LAUREL TAYLOR: Hm, good. OK, so we have two issues here. The repayment of student debt, the average horizon is 17 to 20 years. That is the pay down journey, which is staggering. And then we have 401k participation. So if we think about the student debt, paying down student debt, so we have about 20% of student loan holders are on income-driven repayment programs, which decreases the total amount that that employee has to pay commensurate with income.

Now, if we think about the-- and 53%, by the way, 53% of borrowers are not prepared to enter into repayment in FY '21. So we would really encourage those users to get on and switch their plans to income-driven repayment plans if they're not prepared to enter repayment. You've lost your job. Can bring it down to $0 for 12 months as an example.

Now, if we look at the SECURE Act 2.0-- and this is a, Julie, this is a transformative year in the workplace from an employee benefit and benefits that address student debt in the workplace.

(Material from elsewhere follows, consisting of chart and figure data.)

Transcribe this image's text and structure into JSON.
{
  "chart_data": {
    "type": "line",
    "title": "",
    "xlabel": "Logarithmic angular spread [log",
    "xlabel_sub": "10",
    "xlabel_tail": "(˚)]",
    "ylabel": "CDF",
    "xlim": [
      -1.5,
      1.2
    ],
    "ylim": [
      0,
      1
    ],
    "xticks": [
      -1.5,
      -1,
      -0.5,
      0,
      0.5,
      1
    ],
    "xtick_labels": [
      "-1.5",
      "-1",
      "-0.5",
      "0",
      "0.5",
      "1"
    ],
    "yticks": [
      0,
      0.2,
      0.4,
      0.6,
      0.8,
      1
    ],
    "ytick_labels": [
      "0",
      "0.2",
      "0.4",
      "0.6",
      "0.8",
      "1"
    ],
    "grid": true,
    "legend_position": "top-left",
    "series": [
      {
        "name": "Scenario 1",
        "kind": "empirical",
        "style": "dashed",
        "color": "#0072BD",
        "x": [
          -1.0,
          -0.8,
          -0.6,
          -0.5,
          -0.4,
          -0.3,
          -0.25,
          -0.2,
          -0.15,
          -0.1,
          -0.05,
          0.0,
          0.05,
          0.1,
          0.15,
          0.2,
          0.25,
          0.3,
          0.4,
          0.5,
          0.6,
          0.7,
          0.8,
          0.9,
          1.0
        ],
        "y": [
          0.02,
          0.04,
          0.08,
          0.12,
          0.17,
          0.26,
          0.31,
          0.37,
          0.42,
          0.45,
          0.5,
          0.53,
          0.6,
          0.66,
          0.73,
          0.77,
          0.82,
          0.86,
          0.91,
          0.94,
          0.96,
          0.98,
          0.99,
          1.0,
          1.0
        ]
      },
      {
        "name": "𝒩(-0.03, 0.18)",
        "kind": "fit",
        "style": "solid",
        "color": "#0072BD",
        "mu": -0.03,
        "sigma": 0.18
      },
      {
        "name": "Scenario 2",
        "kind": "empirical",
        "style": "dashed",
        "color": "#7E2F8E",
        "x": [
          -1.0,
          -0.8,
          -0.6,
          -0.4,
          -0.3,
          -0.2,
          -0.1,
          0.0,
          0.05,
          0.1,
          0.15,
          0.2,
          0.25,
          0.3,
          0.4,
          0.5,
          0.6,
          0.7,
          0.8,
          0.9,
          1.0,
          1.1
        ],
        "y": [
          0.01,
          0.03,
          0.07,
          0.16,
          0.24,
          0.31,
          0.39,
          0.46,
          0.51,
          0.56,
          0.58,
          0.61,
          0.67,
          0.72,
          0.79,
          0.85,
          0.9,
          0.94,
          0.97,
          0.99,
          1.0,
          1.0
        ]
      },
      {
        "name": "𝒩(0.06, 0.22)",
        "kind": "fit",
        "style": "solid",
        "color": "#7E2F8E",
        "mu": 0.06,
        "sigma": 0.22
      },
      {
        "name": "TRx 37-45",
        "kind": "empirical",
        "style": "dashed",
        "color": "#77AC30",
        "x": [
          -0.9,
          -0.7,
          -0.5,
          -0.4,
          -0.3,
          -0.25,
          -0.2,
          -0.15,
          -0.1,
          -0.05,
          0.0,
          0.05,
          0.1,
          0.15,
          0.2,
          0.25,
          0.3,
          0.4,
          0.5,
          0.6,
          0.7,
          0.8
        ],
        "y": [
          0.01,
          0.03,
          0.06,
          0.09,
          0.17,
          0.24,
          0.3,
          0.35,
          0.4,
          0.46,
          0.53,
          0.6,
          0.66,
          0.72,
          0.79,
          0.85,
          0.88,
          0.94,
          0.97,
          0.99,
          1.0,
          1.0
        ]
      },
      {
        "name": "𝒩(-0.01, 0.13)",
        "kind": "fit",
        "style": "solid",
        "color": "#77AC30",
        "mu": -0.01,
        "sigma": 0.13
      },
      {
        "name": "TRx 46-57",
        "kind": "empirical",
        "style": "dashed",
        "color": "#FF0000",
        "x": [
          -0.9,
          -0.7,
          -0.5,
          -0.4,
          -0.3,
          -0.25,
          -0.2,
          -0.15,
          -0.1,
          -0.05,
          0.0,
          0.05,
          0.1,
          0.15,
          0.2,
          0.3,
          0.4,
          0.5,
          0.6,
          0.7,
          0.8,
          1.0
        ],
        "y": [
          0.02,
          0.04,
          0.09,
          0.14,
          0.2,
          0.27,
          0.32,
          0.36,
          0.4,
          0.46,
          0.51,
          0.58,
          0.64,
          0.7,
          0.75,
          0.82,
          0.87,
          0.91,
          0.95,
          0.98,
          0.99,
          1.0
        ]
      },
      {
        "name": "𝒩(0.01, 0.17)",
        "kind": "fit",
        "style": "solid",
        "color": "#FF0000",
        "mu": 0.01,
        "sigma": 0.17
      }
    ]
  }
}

The SECURE Act 2.0, for the first time, will enable employers to offer a matching contribution to employees who are paying down their student debt.

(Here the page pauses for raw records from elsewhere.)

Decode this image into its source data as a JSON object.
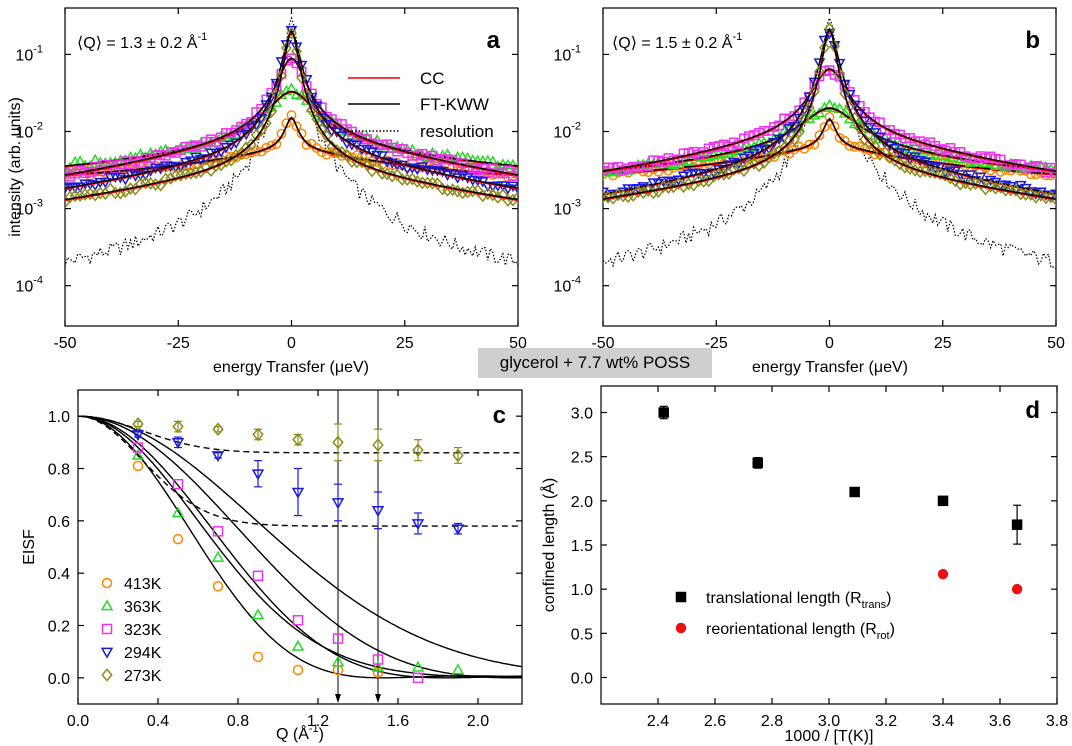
{
  "panel_a": {
    "letter": "a",
    "q_label": "⟨Q⟩ = 1.3 ± 0.2 Å",
    "q_label_sup": "-1"
  },
  "panel_b": {
    "letter": "b",
    "q_label": "⟨Q⟩ = 1.5 ± 0.2 Å",
    "q_label_sup": "-1"
  },
  "panel_c": {
    "letter": "c"
  },
  "panel_d": {
    "letter": "d"
  },
  "center_caption": "glycerol + 7.7 wt% POSS",
  "colors": {
    "413K": "#ff8800",
    "363K": "#22dd22",
    "323K": "#ee33ee",
    "294K": "#1a1adf",
    "273K": "#8b8b1a",
    "CC": "#ee0000",
    "fit": "#000000",
    "d_trans": "#000000",
    "d_rot": "#ee1111"
  },
  "chart_data": [
    {
      "id": "a",
      "type": "scatter",
      "xlabel": "energy Transfer (μeV)",
      "ylabel": "intensity (arb. units)",
      "xlim": [
        -50,
        50
      ],
      "ylim": [
        3e-05,
        0.4
      ],
      "yscale": "log",
      "xticks": [
        "-50",
        "-25",
        "0",
        "25",
        "50"
      ],
      "xtick_values": [
        -50,
        -25,
        0,
        25,
        50
      ],
      "yticks": [
        "10",
        "10",
        "10",
        "10"
      ],
      "ytick_exps": [
        "-4",
        "-3",
        "-2",
        "-1"
      ],
      "ytick_values": [
        0.0001,
        0.001,
        0.01,
        0.1
      ],
      "legend": [
        "CC",
        "FT-KWW",
        "resolution"
      ],
      "series": [
        {
          "key": "413K",
          "marker": "circle",
          "peak": 0.009,
          "gamma": 1.5,
          "base": 0.0022,
          "slope": 0.00016,
          "width": 25
        },
        {
          "key": "363K",
          "marker": "triangle",
          "peak": 0.025,
          "gamma": 5,
          "base": 0.0022,
          "slope": 0.0002,
          "width": 30
        },
        {
          "key": "323K",
          "marker": "square",
          "peak": 0.08,
          "gamma": 2.8,
          "base": 0.0009,
          "slope": 0.00028,
          "width": 30
        },
        {
          "key": "294K",
          "marker": "triangle-down",
          "peak": 0.19,
          "gamma": 1.7,
          "base": 0.00045,
          "slope": 0.00014,
          "width": 35
        },
        {
          "key": "273K",
          "marker": "diamond",
          "peak": 0.2,
          "gamma": 1.3,
          "base": 0.00026,
          "slope": 8e-05,
          "width": 40
        }
      ],
      "resolution": {
        "peak": 0.3,
        "gamma": 1.1,
        "base": 6e-05
      }
    },
    {
      "id": "b",
      "type": "scatter",
      "xlabel": "energy Transfer (μeV)",
      "ylabel": "",
      "xlim": [
        -50,
        50
      ],
      "ylim": [
        3e-05,
        0.4
      ],
      "yscale": "log",
      "xticks": [
        "-50",
        "-25",
        "0",
        "25",
        "50"
      ],
      "xtick_values": [
        -50,
        -25,
        0,
        25,
        50
      ],
      "yticks": [
        "10",
        "10",
        "10",
        "10"
      ],
      "ytick_exps": [
        "-4",
        "-3",
        "-2",
        "-1"
      ],
      "ytick_values": [
        0.0001,
        0.001,
        0.01,
        0.1
      ],
      "series": [
        {
          "key": "413K",
          "marker": "circle",
          "peak": 0.008,
          "gamma": 1.4,
          "base": 0.0022,
          "slope": 0.00018,
          "width": 25
        },
        {
          "key": "363K",
          "marker": "triangle",
          "peak": 0.013,
          "gamma": 6,
          "base": 0.0019,
          "slope": 0.00018,
          "width": 30
        },
        {
          "key": "323K",
          "marker": "square",
          "peak": 0.055,
          "gamma": 3.5,
          "base": 0.0011,
          "slope": 0.0003,
          "width": 30
        },
        {
          "key": "294K",
          "marker": "triangle-down",
          "peak": 0.2,
          "gamma": 1.7,
          "base": 0.0003,
          "slope": 0.00012,
          "width": 35
        },
        {
          "key": "273K",
          "marker": "diamond",
          "peak": 0.21,
          "gamma": 1.3,
          "base": 0.00028,
          "slope": 8e-05,
          "width": 40
        }
      ],
      "resolution": {
        "peak": 0.3,
        "gamma": 1.1,
        "base": 6e-05
      }
    },
    {
      "id": "c",
      "type": "scatter",
      "xlabel": "Q (Å",
      "xlabel_sup": "-1",
      "xlabel_end": ")",
      "ylabel": "EISF",
      "xlim": [
        0,
        2.22
      ],
      "ylim": [
        -0.1,
        1.1
      ],
      "xticks": [
        "0.0",
        "0.4",
        "0.8",
        "1.2",
        "1.6",
        "2.0"
      ],
      "xtick_values": [
        0,
        0.4,
        0.8,
        1.2,
        1.6,
        2.0
      ],
      "yticks": [
        "0.0",
        "0.2",
        "0.4",
        "0.6",
        "0.8",
        "1.0"
      ],
      "ytick_values": [
        0,
        0.2,
        0.4,
        0.6,
        0.8,
        1.0
      ],
      "arrows_at": [
        1.3,
        1.5
      ],
      "series": [
        {
          "key": "413K",
          "name": "413K",
          "marker": "circle",
          "x": [
            0.3,
            0.5,
            0.7,
            0.9,
            1.1,
            1.3,
            1.5
          ],
          "y": [
            0.81,
            0.53,
            0.35,
            0.08,
            0.03,
            0.03,
            0.02
          ]
        },
        {
          "key": "363K",
          "name": "363K",
          "marker": "triangle",
          "x": [
            0.3,
            0.5,
            0.7,
            0.9,
            1.1,
            1.3,
            1.5,
            1.7,
            1.9
          ],
          "y": [
            0.85,
            0.63,
            0.46,
            0.24,
            0.12,
            0.06,
            0.04,
            0.04,
            0.03
          ]
        },
        {
          "key": "323K",
          "name": "323K",
          "marker": "square",
          "x": [
            0.3,
            0.5,
            0.7,
            0.9,
            1.1,
            1.3,
            1.5,
            1.7
          ],
          "y": [
            0.88,
            0.74,
            0.56,
            0.39,
            0.22,
            0.15,
            0.07,
            0.0
          ]
        },
        {
          "key": "294K",
          "name": "294K",
          "marker": "triangle-down",
          "x": [
            0.3,
            0.5,
            0.7,
            0.9,
            1.1,
            1.3,
            1.5,
            1.7,
            1.9
          ],
          "y": [
            0.93,
            0.9,
            0.85,
            0.78,
            0.71,
            0.67,
            0.64,
            0.59,
            0.57
          ],
          "err": [
            0.01,
            0.02,
            0.01,
            0.05,
            0.09,
            0.07,
            0.07,
            0.04,
            0.02
          ]
        },
        {
          "key": "273K",
          "name": "273K",
          "marker": "diamond",
          "x": [
            0.3,
            0.5,
            0.7,
            0.9,
            1.1,
            1.3,
            1.5,
            1.7,
            1.9
          ],
          "y": [
            0.97,
            0.96,
            0.95,
            0.93,
            0.91,
            0.9,
            0.89,
            0.87,
            0.85
          ],
          "err": [
            0.01,
            0.02,
            0.01,
            0.02,
            0.02,
            0.07,
            0.06,
            0.04,
            0.03
          ]
        }
      ],
      "fit_curves": [
        {
          "kind": "sphere",
          "R": 2.95,
          "p": 0
        },
        {
          "kind": "sphere",
          "R": 2.45,
          "p": 0
        },
        {
          "kind": "sphere",
          "R": 2.05,
          "p": 0
        },
        {
          "kind": "gauss",
          "s": 0.84,
          "p": 0
        },
        {
          "kind": "gauss",
          "s": 1.25,
          "p": 0
        },
        {
          "kind": "gauss",
          "s": 0.45,
          "p": 0.58,
          "dashed": true
        },
        {
          "kind": "gauss",
          "s": 0.45,
          "p": 0.86,
          "dashed": true
        }
      ]
    },
    {
      "id": "d",
      "type": "scatter",
      "xlabel": "1000 / [T(K)]",
      "ylabel": "confined length (Å)",
      "xlim": [
        2.2,
        3.8
      ],
      "ylim": [
        -0.3,
        3.3
      ],
      "xticks": [
        "2.4",
        "2.6",
        "2.8",
        "3.0",
        "3.2",
        "3.4",
        "3.6",
        "3.8"
      ],
      "xtick_values": [
        2.4,
        2.6,
        2.8,
        3.0,
        3.2,
        3.4,
        3.6,
        3.8
      ],
      "yticks": [
        "0.0",
        "0.5",
        "1.0",
        "1.5",
        "2.0",
        "2.5",
        "3.0"
      ],
      "ytick_values": [
        0,
        0.5,
        1.0,
        1.5,
        2.0,
        2.5,
        3.0
      ],
      "series": [
        {
          "key": "d_trans",
          "name": "translational length (R",
          "sub": "trans",
          "name_end": ")",
          "marker": "square",
          "x": [
            2.42,
            2.75,
            3.09,
            3.4,
            3.66
          ],
          "y": [
            3.0,
            2.43,
            2.1,
            2.0,
            1.73
          ],
          "err": [
            0.07,
            0.06,
            0.04,
            0.03,
            0.22
          ]
        },
        {
          "key": "d_rot",
          "name": "reorientational length (R",
          "sub": "rot",
          "name_end": ")",
          "marker": "dot",
          "x": [
            3.4,
            3.66
          ],
          "y": [
            1.17,
            1.0
          ]
        }
      ]
    }
  ]
}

So I have $150,000 of student debt. I did not put anything into my 401k in the first 10 years of my career because I was paying down student debt. My mother took out a Parent PLUS Loan as a social worker with a 9% interest rate. The interest rates on Parent PLUS loans are outrageous. She didn't put anything into her retirement in the last year she could save for retirement.

84%, according to MIT AgeLab, 84% of those who have student loans do not contribute to their 401k or retirement savings, or they contribute at a suppressed level. So the SECURE Act 2.0, what it enables Americans as they're paying down student debt-- for the first time ever, for the majority of the population paying down student debt, this will be the first time they have anything going into their retirement savings. So this is truly a transformative opportunity for those who are paying down student debt to build wealth in partnership with their employer.

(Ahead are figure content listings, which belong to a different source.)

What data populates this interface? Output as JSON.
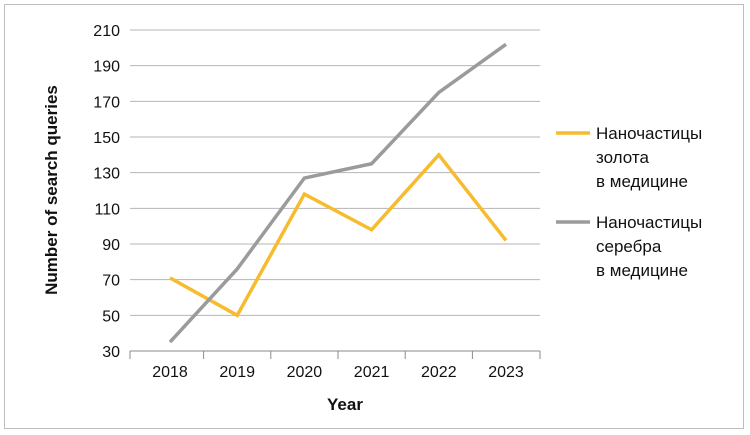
{
  "chart_data": {
    "type": "line",
    "title": "",
    "xlabel": "Year",
    "ylabel": "Number of search queries",
    "categories": [
      "2018",
      "2019",
      "2020",
      "2021",
      "2022",
      "2023"
    ],
    "ylim": [
      30,
      210
    ],
    "yticks": [
      30,
      50,
      70,
      90,
      110,
      130,
      150,
      170,
      190,
      210
    ],
    "grid": "horizontal",
    "legend_position": "right",
    "series": [
      {
        "name_lines": [
          "Наночастицы",
          "золота",
          "в медицине"
        ],
        "color": "#F7BB2E",
        "values": [
          71,
          50,
          118,
          98,
          140,
          92
        ]
      },
      {
        "name_lines": [
          "Наночастицы",
          "серебра",
          "в медицине"
        ],
        "color": "#9B9B9B",
        "values": [
          35,
          76,
          127,
          135,
          175,
          202
        ]
      }
    ]
  }
}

And, of course, the provision that was already passed enables employers to direct dollars directly to help pay down the student debt of their employees. That will save the average employee $30,000. The impact of $30,000 on their student loans, and will shave off six to seven years off that horizon. So these have a huge impact at a micro level.

And 2/3 of debt is held by women and persons of color. So as we think about employers, progressive employers who are financially inclusive who want to address the full spectrum of financial health and wellness within the workplace, women and persons of color owes 2/3 of debt. And we know that also women have left the workforce kind of in mass since COVID hit at about 22%. So this has a double impact within the workplace.

JULIE HYMAN: Right. Thank you so much for explaining all of this, Laurel. It's been really helpful and really interesting and also really helpful, I think, on the topic of student debt, over which you do not hear a lot of hope. So Laurel Taylor, CEO and founder of FutureFuel.io. Thank you so much for your time, and happy new year.

LAUREL TAYLOR: Happy new year. Thank you, Julie.

JULIE HYMAN: Thank you. Take care, Laurel.